Most DSCR lenders active in Madison are national non-QM platforms — Kiavi, Lima One, Easy Street, LendingOne. Some regional non-QM operators may have specific advantages.

Does Madison have a seasonal rental market?

Yes — Madison rentals see seasonal turnover patterns tied to school year and weather. Spring/summer typically strongest for lease-up.

What's the typical hold period for Madison DSCR investors?

Most Madison DSCR investors hold 5-10+ years. Madison investors often hold for appreciation timing — exit when market timing favors.

How does Madison compare to other Midwest metros?

Within the Midwest region, Madison sits among the harder DSCR markets. Population of 685K and medium growth profile place it in the steady-growth tier.

Bottom line for Madison

Investors who do well in Madison tend to share patterns: respect submarket variation, partner with quality local property management or operate hands-on locally, model DSCR conservatively with realistic post-transfer tax assumptions, and maintain disciplined acquisition criteria. The metro rewards consistency more than aggressive scaling.

Core DSCR questions

What rates are typical for DSCR loans nationally?

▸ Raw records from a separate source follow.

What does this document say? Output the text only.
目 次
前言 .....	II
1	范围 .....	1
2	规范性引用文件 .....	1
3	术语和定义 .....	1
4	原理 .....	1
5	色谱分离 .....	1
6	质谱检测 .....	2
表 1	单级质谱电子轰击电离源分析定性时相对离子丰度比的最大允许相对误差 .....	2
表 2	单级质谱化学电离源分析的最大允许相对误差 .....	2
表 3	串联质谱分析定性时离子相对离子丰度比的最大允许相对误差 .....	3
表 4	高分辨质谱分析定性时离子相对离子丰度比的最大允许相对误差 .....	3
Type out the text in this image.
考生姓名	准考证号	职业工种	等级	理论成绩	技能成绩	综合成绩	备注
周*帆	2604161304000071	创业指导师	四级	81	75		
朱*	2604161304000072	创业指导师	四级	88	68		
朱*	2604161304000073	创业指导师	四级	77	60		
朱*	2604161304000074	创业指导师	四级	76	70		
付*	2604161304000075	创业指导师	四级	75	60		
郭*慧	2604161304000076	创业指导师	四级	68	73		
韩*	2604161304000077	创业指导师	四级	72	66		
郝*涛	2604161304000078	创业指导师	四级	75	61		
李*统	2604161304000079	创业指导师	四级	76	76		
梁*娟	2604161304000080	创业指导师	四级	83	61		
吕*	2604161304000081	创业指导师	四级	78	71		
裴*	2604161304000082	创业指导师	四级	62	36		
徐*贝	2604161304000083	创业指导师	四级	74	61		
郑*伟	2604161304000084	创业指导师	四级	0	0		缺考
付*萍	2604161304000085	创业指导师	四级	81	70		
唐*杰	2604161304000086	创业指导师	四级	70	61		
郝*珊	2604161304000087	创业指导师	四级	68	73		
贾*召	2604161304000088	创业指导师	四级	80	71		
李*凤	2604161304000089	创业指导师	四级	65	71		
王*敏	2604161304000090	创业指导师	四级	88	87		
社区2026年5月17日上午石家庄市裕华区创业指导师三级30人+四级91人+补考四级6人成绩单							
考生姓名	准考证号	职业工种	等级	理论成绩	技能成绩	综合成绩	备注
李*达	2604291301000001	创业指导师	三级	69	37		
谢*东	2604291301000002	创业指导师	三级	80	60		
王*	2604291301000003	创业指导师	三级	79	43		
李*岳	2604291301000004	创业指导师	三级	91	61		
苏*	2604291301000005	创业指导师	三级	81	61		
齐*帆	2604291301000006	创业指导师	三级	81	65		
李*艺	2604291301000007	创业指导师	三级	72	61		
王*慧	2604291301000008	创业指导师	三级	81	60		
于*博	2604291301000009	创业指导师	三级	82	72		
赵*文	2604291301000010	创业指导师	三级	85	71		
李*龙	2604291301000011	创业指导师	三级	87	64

DSCR rates currently run 7.5–10.5% depending on borrower profile, leverage, and DSCR coverage ratio. Best pricing requires DSCR 1.25+, FICO 740+, and 5+ funded deals of experience.

Can I use an LLC for DSCR financing?

Yes — most DSCR lenders require or strongly prefer LLC vesting. Structured as business-purpose loans, DSCR vesting in an LLC maintains exemption from consumer mortgage regulations. Personal guarantees from LLC principals typically back the loan.

How long does DSCR loan closing take?

Standard DSCR closes in 30-45 days from application to funded close. Refinances may run slightly faster; cash-out refinances and complex properties slightly longer.

What documentation does a DSCR loan require?

Property appraisal, lease (if rented) or projected rent estimate, title commitment, insurance binder, LLC operating agreement, basic credit pull, and proof of liquidity reserves. No personal tax returns or income documentation required.

Educational content only. DSCR loan terms, eligibility, and pricing are determined by individual lenders and subject to change.